Since her victory, Tzortzoglou has immersed herself in Greek cuisine and has written a cookbook called Under the Olive Tree. As we speak, she has spent the past few weeks at a London restaurant, catering for two dinners, designing and cooking the menu for an award-winning lunch and launching a Greek meal for a recipe box company.
“I don’t have any free time, but I love it,” she says. “I feel like a kid being let loose in a candy store.” She has also become a public speaker determined to inspire others to start over in later life. “When you see how alive I feel and how much energy I have, the alternative is unthinkable – to think that at 60 you’re like, ‘Oh, now I’m sitting in a corner reading books and one day I’m going to die.’ “
Tzortzoglou found that participating in the program not only gave her a new career, but also changed the way she felt about herself after a lifetime of low self-esteem. “I’ve always felt like a scammer in banking,” she says. “I had an incredibly demanding father for whom nothing was ever good enough; there was always room for improvement.
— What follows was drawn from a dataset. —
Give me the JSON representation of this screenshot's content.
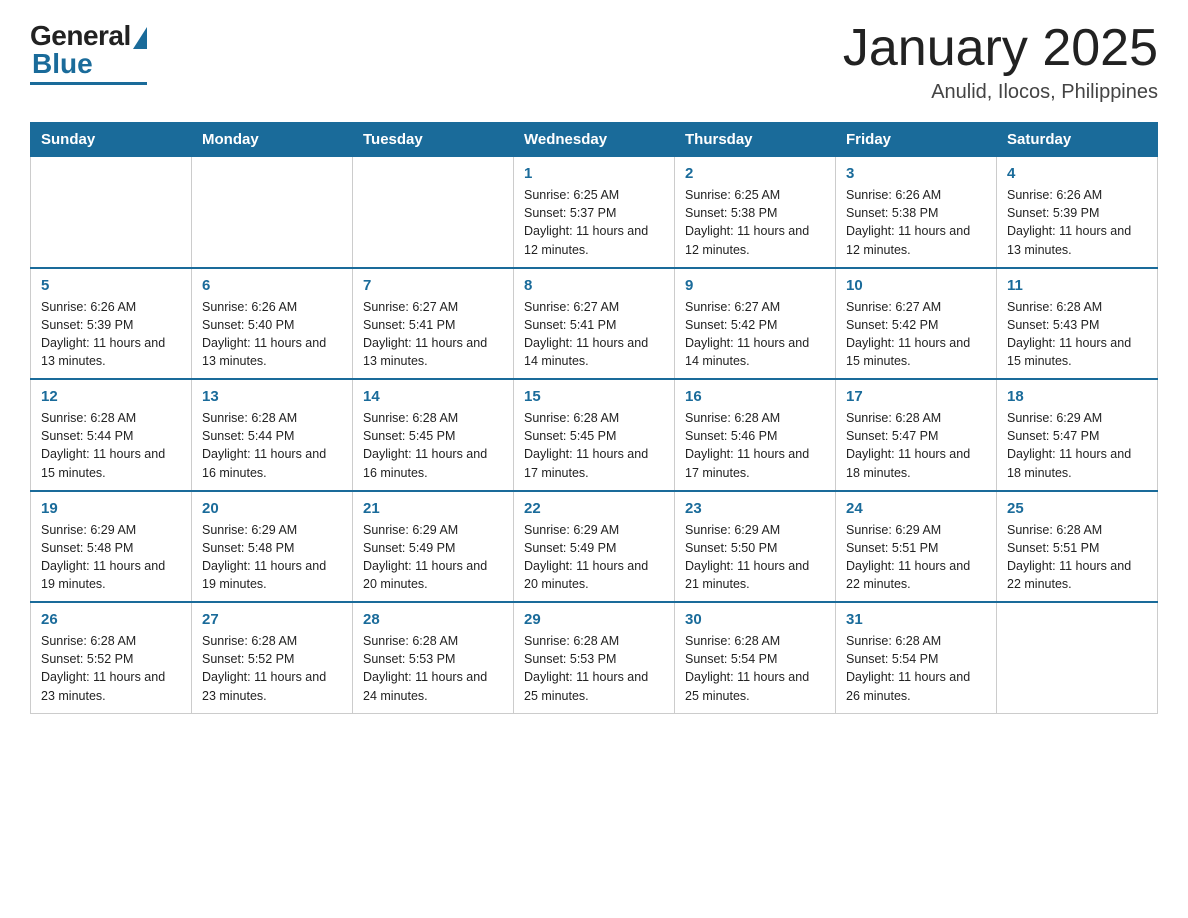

I thought I had processed it all but obviously I wasn’t because MasterChef showed me that I still don’t believe in myself enough.” She couldn’t understand why she made it through the rounds and ended up winning – by one Starter of red mullet followed by lamb chops and a fig and hazelnut baklava – because she was so self critical. “I would say [co-host and chef] John Torode: What’s wrong with your taste buds? That’s rubbish.” He’d say, ‘Stop it, that’s my job.'”
She’s emotional when she remembers how it felt to win. “Actually to be able to say: OK, I’m good enough.” Last weekend she worked as a catering job and cooked for 20 people. As she entered the dining room, she received a huge round of applause. “A few years ago I was like, ‘No, no, it wasn’t good enough.’ Now I actually think that was a damn good dinner.”